Looking pretty at her Christmas program Tuesday..its hard to believe she will be 15 soon!
You know your friends and family can tell you that you are good at something or talented...until they are blue in the face and deep down you can doubt yourself because you haven't had "training" and you don't have the equipment that "real photographers" have...then suddenly you feel validated.
Its funny, I have a "A" list celebrity follow me on twitter, he's on the news all the time. He's up for a Grammy, he won the CMA Male Vocalist of the year. He has sent me a message telling me "Thanks for the pictures" and how I made him homesick...and that was...such a humbling feeling to know that someone that so many people wanted to know took the time to look at your work and even compliment you on it. That was nice, but having someone wanting to buy and use your images is a different feeling altogether.
I am amazed at how nice it feels to have someone contact you about your "work" It is something I've worked on for a while. The day I took the pictures of the bridge, I was on my way home from visiting my newborn cousin and I wanted some pictures of this beautiful bridge. It was Victorian looking. It had the English Garden feel in the middle of Oklahoma. Lovely.
I am so excited to get some exposure and resume building. Recognition, not money.
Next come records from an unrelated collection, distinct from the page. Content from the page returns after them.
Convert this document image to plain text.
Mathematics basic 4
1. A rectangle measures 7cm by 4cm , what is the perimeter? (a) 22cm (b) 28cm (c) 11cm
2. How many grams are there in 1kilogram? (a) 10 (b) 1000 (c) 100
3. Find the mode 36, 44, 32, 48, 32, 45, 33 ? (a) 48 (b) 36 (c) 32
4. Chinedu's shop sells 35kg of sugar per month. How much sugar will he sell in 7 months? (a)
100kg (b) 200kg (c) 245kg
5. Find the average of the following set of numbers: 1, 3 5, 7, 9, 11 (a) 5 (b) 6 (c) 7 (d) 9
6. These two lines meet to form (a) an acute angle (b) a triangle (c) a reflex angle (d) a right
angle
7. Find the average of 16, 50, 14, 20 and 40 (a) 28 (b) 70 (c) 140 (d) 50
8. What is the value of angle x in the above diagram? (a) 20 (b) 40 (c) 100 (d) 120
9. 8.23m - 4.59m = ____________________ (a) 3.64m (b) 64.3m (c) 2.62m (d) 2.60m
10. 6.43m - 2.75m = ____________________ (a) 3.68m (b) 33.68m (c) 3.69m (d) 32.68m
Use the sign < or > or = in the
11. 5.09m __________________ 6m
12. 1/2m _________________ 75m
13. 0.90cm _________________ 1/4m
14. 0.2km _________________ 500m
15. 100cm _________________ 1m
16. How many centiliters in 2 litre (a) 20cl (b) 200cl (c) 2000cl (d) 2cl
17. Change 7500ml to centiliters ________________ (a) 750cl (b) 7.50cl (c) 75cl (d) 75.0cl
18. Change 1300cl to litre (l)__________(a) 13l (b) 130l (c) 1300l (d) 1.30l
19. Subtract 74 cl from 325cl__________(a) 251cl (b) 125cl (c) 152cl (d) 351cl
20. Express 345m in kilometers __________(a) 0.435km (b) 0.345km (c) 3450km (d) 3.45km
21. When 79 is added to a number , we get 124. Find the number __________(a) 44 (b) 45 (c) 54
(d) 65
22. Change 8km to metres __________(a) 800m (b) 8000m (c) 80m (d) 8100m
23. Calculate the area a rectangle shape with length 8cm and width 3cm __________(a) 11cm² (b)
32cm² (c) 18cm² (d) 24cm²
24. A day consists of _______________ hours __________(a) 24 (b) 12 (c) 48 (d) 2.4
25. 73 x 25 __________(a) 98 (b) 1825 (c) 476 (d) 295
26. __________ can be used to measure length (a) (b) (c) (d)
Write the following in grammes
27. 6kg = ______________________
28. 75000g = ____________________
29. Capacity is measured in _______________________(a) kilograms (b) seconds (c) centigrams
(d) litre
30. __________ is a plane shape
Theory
I think recognition means more to me than money with photography. I still feel like there is so much that I don't know that I want to know...and learn. But tonight. I'm happy.
Email from a marketing/designer wanting to use one of my images... asking price. Wow. Asking licensing information. Wow. Wanting to use it to make an actual product, you know to sell. Wow. Did I say wow? yeah, Wow! Super excited!
The title for this post sounds incredibly inappropriate. But, unfortunately I hate to disappoint you....Now, I'm going to bed to watch a documentary on the Comanches.
"there's a difference in taking a picture and being a photographer. You are a photographer"
I woke up this morning and found this quote on my Facebook wall from a friend. Wow.
My son was on youtube watching videos about his favorite video game "Fallout" and this song came on. This is one of those songs that I've really really liked but did not know the name or artist, since I don' t listen to radio all the time. So about a year later I finally have it.